As batidas, cada vez mais fortes, quão grandes são as muralhas da fortaleza interna? Provavelmente muito menores do que a rígida porta de madeira, e muito mais fina do que os móveis nela encostados, a porta começara a rachar.
-Poc, poc, poc!
Insuportáveis, nada mais nada menos que insuportáveis, os gritos, as batidas, à noite lá fora, a incessante ideia de morte transcorria cada nervo do corpo, que quase inerte, esperava uma chance de vida, um socorro, uma ajuda, e assim o primeiro estilhaço voou.
-Klunk!
Um grande pedaço de madeira, em queda livre ao chão, um terrível som, e aqueles olhos, ahh aqueles olhos atrás da porta, Tadeu devorava com eles, seu riso, purulento, rangia por desejo de carne.
-Crack!
O grito que destruía, conforme as ensanguentadas mãos de Tadeu punham a porta abaixo, ele repetia incessantemente essa palavra, e quando ele conseguiu atravessar a porta, seus olhos dilataram, como os de um lobo faminto.
-Crash
O som pôs toda a barricada ao chão, as fortes pernas de Tadeu se bastarão de um golpe para por a porta abaixo, agora com uma insaciável fome ele se dirigia até sua vítima, a encurralou na parede, e, e, ah, coff, ahhh, coff, gasp!
-Ih, ih, ih, ih!
 Ahh! Aquele riso, Juliana jazia morta enfrente a Tadeu, que por sua vez apreciava o corpo como uma obra de arte. Tamanha foi a brutalidade que ela nem ao menos conseguiu terminar sua narrativa fúnebre.
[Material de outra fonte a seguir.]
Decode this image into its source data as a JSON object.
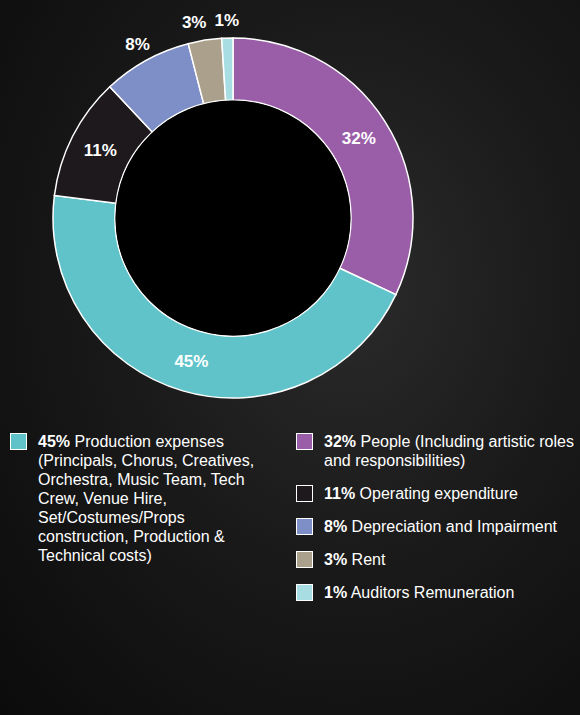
{
  "chart_data": {
    "type": "donut",
    "categories": [
      "People (Including artistic roles and responsibilities)",
      "Production expenses (Principals, Chorus, Creatives, Orchestra, Music Team, Tech Crew, Venue Hire, Set/Costumes/Props construction, Production & Technical costs)",
      "Operating expenditure",
      "Depreciation and Impairment",
      "Rent",
      "Auditors Remuneration"
    ],
    "values": [
      32,
      45,
      11,
      8,
      3,
      1
    ],
    "value_labels": [
      "32%",
      "45%",
      "11%",
      "8%",
      "3%",
      "1%"
    ],
    "colors": [
      "#9a5ea8",
      "#5fc3c9",
      "#1d191d",
      "#7e8ec6",
      "#aaa08c",
      "#a9dde4"
    ],
    "data_labels": true,
    "legend": "bottom"
  }
}
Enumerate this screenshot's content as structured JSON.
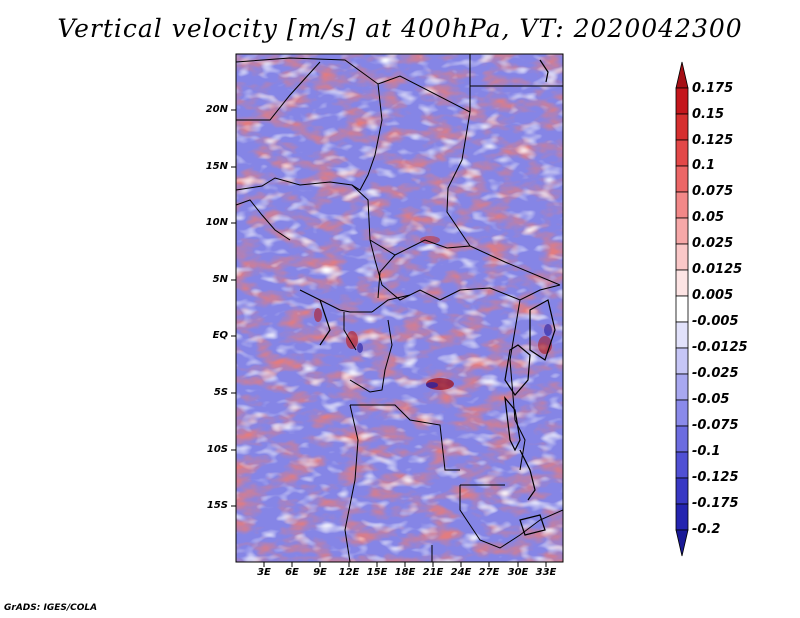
{
  "title": "Vertical velocity [m/s] at 400hPa, VT: 2020042300",
  "credit": "GrADS: IGES/COLA",
  "map": {
    "latitude_labels": [
      "20N",
      "15N",
      "10N",
      "5N",
      "EQ",
      "5S",
      "10S",
      "15S"
    ],
    "longitude_labels": [
      "3E",
      "6E",
      "9E",
      "12E",
      "15E",
      "18E",
      "21E",
      "24E",
      "27E",
      "30E",
      "33E"
    ]
  },
  "colorbar": {
    "labels": [
      "0.175",
      "0.15",
      "0.125",
      "0.1",
      "0.075",
      "0.05",
      "0.025",
      "0.0125",
      "0.005",
      "-0.005",
      "-0.0125",
      "-0.025",
      "-0.05",
      "-0.075",
      "-0.1",
      "-0.125",
      "-0.175",
      "-0.2"
    ],
    "colors": [
      "#a50f15",
      "#c4161c",
      "#d62f2f",
      "#e34848",
      "#ec6666",
      "#f28888",
      "#f6a8a8",
      "#fac8c8",
      "#fde4e4",
      "#ffffff",
      "#e2e2fb",
      "#c6c6f6",
      "#a8a8f0",
      "#8a8aea",
      "#6c6ce0",
      "#5050d4",
      "#3838c4",
      "#2424b0",
      "#1a1a96"
    ]
  },
  "field_colors": {
    "positive": "#e8787a",
    "negative": "#7c7ce6",
    "neutral": "#ffffff",
    "strong_positive": "#b81c1c",
    "strong_negative": "#2c2cb8"
  }
}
  “Bbrzzzz”. O som do pequeno gravador ao lado da de Juliana, que ainda persistia em gravar, denunciava cada passo daquele terror noturno, os rastros de sangue caminhavam até o lado de fora da casa, Juliana era a 5° vitima do monstro de Anville, e apenas agora tínhamos conseguido alguma pista, o homem sem registros, passado e nem presente, o homem que agora tinha um curioso titulo é o único nome, Tadeu, o “Onomatopeia”.